A trans woman has opened up about life working as a prostitute in Malta in the 1990s, revealing that even magistrates used to seek her services.
“I had all types of clients, from criminals and shoemakers to magistrates and doctors. Sex sells,” Raquel Richards said in an interview with ONE TV’s new show Stat ta’ Fatt.
Richards was refreshingly frank about her experience as a prostitute, stating that the money was extremely attractive but that she eventually started feeling dirty.
“At the start, I honestly felt on top of the world,” she said. “I was making easy money and living a materialistically good and lazy life and the money kept coming in. I used to make up to 300-400 liri Maltin (€699-€932) a night, go out drinking at Paceville, wake up late, go shopping and only go to work the next day if I felt like. I was my own boss and it felt good.”

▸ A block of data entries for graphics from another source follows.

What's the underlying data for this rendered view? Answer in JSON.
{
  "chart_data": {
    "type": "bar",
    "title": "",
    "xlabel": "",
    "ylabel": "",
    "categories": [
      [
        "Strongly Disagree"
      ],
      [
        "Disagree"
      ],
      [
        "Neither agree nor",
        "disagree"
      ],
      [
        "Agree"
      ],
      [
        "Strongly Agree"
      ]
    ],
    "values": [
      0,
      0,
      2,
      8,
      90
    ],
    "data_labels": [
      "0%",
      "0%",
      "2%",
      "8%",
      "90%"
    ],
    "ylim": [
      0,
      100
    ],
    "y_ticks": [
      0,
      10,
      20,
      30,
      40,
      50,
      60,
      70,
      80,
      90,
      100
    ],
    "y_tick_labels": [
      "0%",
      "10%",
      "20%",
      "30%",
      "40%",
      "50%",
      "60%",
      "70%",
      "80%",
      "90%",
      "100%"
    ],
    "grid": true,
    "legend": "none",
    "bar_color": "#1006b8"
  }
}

However, there was much darker side to the job. Richards recounted how she once visited a client’s house to find seven men waiting for her. They each took turns having sex with her, holding a knife to her throat as they did so, an experience she describes as surreal.

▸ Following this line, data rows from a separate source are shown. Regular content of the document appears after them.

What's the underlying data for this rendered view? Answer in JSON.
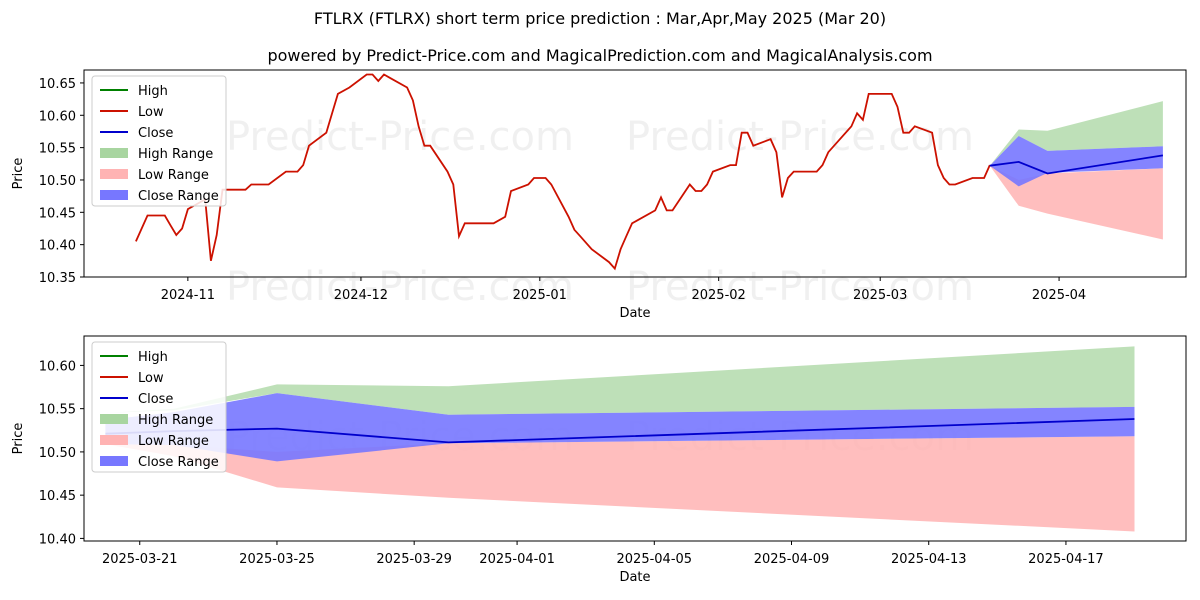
{
  "title": "FTLRX (FTLRX) short term price prediction : Mar,Apr,May 2025 (Mar 20)",
  "subtitle": "powered by Predict-Price.com and MagicalPrediction.com and MagicalAnalysis.com",
  "watermark": "Predict-Price.com",
  "colors": {
    "high": "#008000",
    "low": "#cc1100",
    "close": "#0000cc",
    "high_range": "#a8d5a0",
    "low_range": "#ffb3b3",
    "close_range": "#7777ff"
  },
  "legend_entries": [
    "High",
    "Low",
    "Close",
    "High Range",
    "Low Range",
    "Close Range"
  ],
  "chart_data": [
    {
      "type": "line",
      "xlabel": "Date",
      "ylabel": "Price",
      "ylim": [
        10.35,
        10.67
      ],
      "xlim": [
        "2024-10-14",
        "2025-04-23"
      ],
      "yticks": [
        10.35,
        10.4,
        10.45,
        10.5,
        10.55,
        10.6,
        10.65
      ],
      "ytick_labels": [
        "10.35",
        "10.40",
        "10.45",
        "10.50",
        "10.55",
        "10.60",
        "10.65"
      ],
      "xticks": [
        "2024-11-01",
        "2024-12-01",
        "2025-01-01",
        "2025-02-01",
        "2025-03-01",
        "2025-04-01"
      ],
      "xtick_labels": [
        "2024-11",
        "2024-12",
        "2025-01",
        "2025-02",
        "2025-03",
        "2025-04"
      ],
      "legend": "top-left",
      "grid": false,
      "history": {
        "x": [
          "2024-10-23",
          "2024-10-25",
          "2024-10-28",
          "2024-10-29",
          "2024-10-30",
          "2024-10-31",
          "2024-11-01",
          "2024-11-04",
          "2024-11-05",
          "2024-11-06",
          "2024-11-07",
          "2024-11-08",
          "2024-11-11",
          "2024-11-12",
          "2024-11-13",
          "2024-11-14",
          "2024-11-15",
          "2024-11-18",
          "2024-11-19",
          "2024-11-20",
          "2024-11-21",
          "2024-11-22",
          "2024-11-25",
          "2024-11-26",
          "2024-11-27",
          "2024-11-29",
          "2024-12-02",
          "2024-12-03",
          "2024-12-04",
          "2024-12-05",
          "2024-12-06",
          "2024-12-09",
          "2024-12-10",
          "2024-12-11",
          "2024-12-12",
          "2024-12-13",
          "2024-12-16",
          "2024-12-17",
          "2024-12-18",
          "2024-12-19",
          "2024-12-20",
          "2024-12-23",
          "2024-12-24",
          "2024-12-26",
          "2024-12-27",
          "2024-12-30",
          "2024-12-31",
          "2025-01-02",
          "2025-01-03",
          "2025-01-06",
          "2025-01-07",
          "2025-01-08",
          "2025-01-10",
          "2025-01-13",
          "2025-01-14",
          "2025-01-15",
          "2025-01-16",
          "2025-01-17",
          "2025-01-21",
          "2025-01-22",
          "2025-01-23",
          "2025-01-24",
          "2025-01-27",
          "2025-01-28",
          "2025-01-29",
          "2025-01-30",
          "2025-01-31",
          "2025-02-03",
          "2025-02-04",
          "2025-02-05",
          "2025-02-06",
          "2025-02-07",
          "2025-02-10",
          "2025-02-11",
          "2025-02-12",
          "2025-02-13",
          "2025-02-14",
          "2025-02-18",
          "2025-02-19",
          "2025-02-20",
          "2025-02-21",
          "2025-02-24",
          "2025-02-25",
          "2025-02-26",
          "2025-02-27",
          "2025-02-28",
          "2025-03-03",
          "2025-03-04",
          "2025-03-05",
          "2025-03-06",
          "2025-03-07",
          "2025-03-10",
          "2025-03-11",
          "2025-03-12",
          "2025-03-13",
          "2025-03-14",
          "2025-03-17",
          "2025-03-18",
          "2025-03-19",
          "2025-03-20"
        ],
        "low": [
          10.405,
          10.445,
          10.445,
          10.43,
          10.415,
          10.425,
          10.455,
          10.47,
          10.375,
          10.415,
          10.485,
          10.485,
          10.485,
          10.493,
          10.493,
          10.493,
          10.493,
          10.513,
          10.513,
          10.513,
          10.523,
          10.553,
          10.573,
          10.603,
          10.633,
          10.643,
          10.663,
          10.663,
          10.653,
          10.663,
          10.658,
          10.643,
          10.623,
          10.583,
          10.553,
          10.553,
          10.513,
          10.493,
          10.413,
          10.433,
          10.433,
          10.433,
          10.433,
          10.443,
          10.483,
          10.493,
          10.503,
          10.503,
          10.493,
          10.443,
          10.423,
          10.413,
          10.393,
          10.373,
          10.363,
          10.393,
          10.413,
          10.433,
          10.453,
          10.473,
          10.453,
          10.453,
          10.493,
          10.483,
          10.483,
          10.493,
          10.513,
          10.523,
          10.523,
          10.573,
          10.573,
          10.553,
          10.563,
          10.543,
          10.473,
          10.503,
          10.513,
          10.513,
          10.523,
          10.543,
          10.553,
          10.583,
          10.603,
          10.593,
          10.633,
          10.633,
          10.633,
          10.613,
          10.573,
          10.573,
          10.583,
          10.573,
          10.523,
          10.503,
          10.493,
          10.493,
          10.503,
          10.503,
          10.503,
          10.523
        ]
      },
      "forecast": {
        "x": [
          "2025-03-20",
          "2025-03-25",
          "2025-03-30",
          "2025-04-19"
        ],
        "close": [
          10.522,
          10.528,
          10.51,
          10.538
        ],
        "high_range_upper": [
          10.522,
          10.578,
          10.576,
          10.622
        ],
        "high_range_lower": [
          10.522,
          10.568,
          10.545,
          10.552
        ],
        "close_range_upper": [
          10.522,
          10.568,
          10.545,
          10.552
        ],
        "close_range_lower": [
          10.522,
          10.49,
          10.511,
          10.518
        ],
        "low_range_upper": [
          10.522,
          10.5,
          10.51,
          10.518
        ],
        "low_range_lower": [
          10.522,
          10.46,
          10.448,
          10.408
        ]
      }
    },
    {
      "type": "line",
      "xlabel": "Date",
      "ylabel": "Price",
      "ylim": [
        10.397,
        10.634
      ],
      "xlim": [
        "2025-03-19 09:00",
        "2025-04-20 12:00"
      ],
      "yticks": [
        10.4,
        10.45,
        10.5,
        10.55,
        10.6
      ],
      "ytick_labels": [
        "10.40",
        "10.45",
        "10.50",
        "10.55",
        "10.60"
      ],
      "xticks": [
        "2025-03-21",
        "2025-03-25",
        "2025-03-29",
        "2025-04-01",
        "2025-04-05",
        "2025-04-09",
        "2025-04-13",
        "2025-04-17"
      ],
      "xtick_labels": [
        "2025-03-21",
        "2025-03-25",
        "2025-03-29",
        "2025-04-01",
        "2025-04-05",
        "2025-04-09",
        "2025-04-13",
        "2025-04-17"
      ],
      "legend": "top-left",
      "grid": false,
      "forecast": {
        "x": [
          "2025-03-20",
          "2025-03-22",
          "2025-03-25",
          "2025-03-30",
          "2025-04-19"
        ],
        "close": [
          10.521,
          10.524,
          10.527,
          10.511,
          10.538
        ],
        "high_range_upper": [
          10.545,
          10.55,
          10.578,
          10.576,
          10.622
        ],
        "high_range_lower": [
          10.545,
          10.548,
          10.568,
          10.543,
          10.552
        ],
        "close_range_upper": [
          10.537,
          10.546,
          10.568,
          10.543,
          10.552
        ],
        "close_range_lower": [
          10.509,
          10.508,
          10.489,
          10.51,
          10.518
        ],
        "low_range_upper": [
          10.509,
          10.508,
          10.5,
          10.51,
          10.518
        ],
        "low_range_lower": [
          10.509,
          10.495,
          10.459,
          10.447,
          10.408
        ]
      }
    }
  ]
}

“You are putting yourself in unbelievably risky situations. Prostitutes agree to do something for a certain amount of money but clients sometimes ignore that agreement and keep on going. I view that as rape but society doesn’t believe so because they say that the prostitute chose to get paid for sex.”
“Many prostitutes get used and raped but cannot speak up because the mentality is so close-minded that if a prostitute reports a client for rape, she’ll be asked how she could have got raped when she had agreed to sell her body?”
However, Richards said the good money makes it difficult for prostitutes to quit the profession.
“Imagine going from an income of €200 an hour to an income of €5 an hour. Once you’re hooked, you’re hooked and it’s not easy to go back. It’s an addiction.”
Moreover, she said working in prostitution had long-term psychological effects on her.
“After an amount of time, you feel so used that you resort to either alcohol or drugs,” she said. “I don’t believe any prostitute doesn’t resort to a substance in the long-term. You need to feel numb to keep doing that job.”
It also strained her personal romantic relationships, with lovers unable to look past the fact that she had sex with other people for a living.
“You will be labelled, and no one would take me seriously in a relationship,” she said. “Once you enter that job, people will look down on you, even long after you’ve left it. You keep feeling dirty and those who deny that’s the case only do so out of pride.
Stat ta’ Fatt, presented by Paula Cauchi, airs every Tuesday at 9pm on ONE.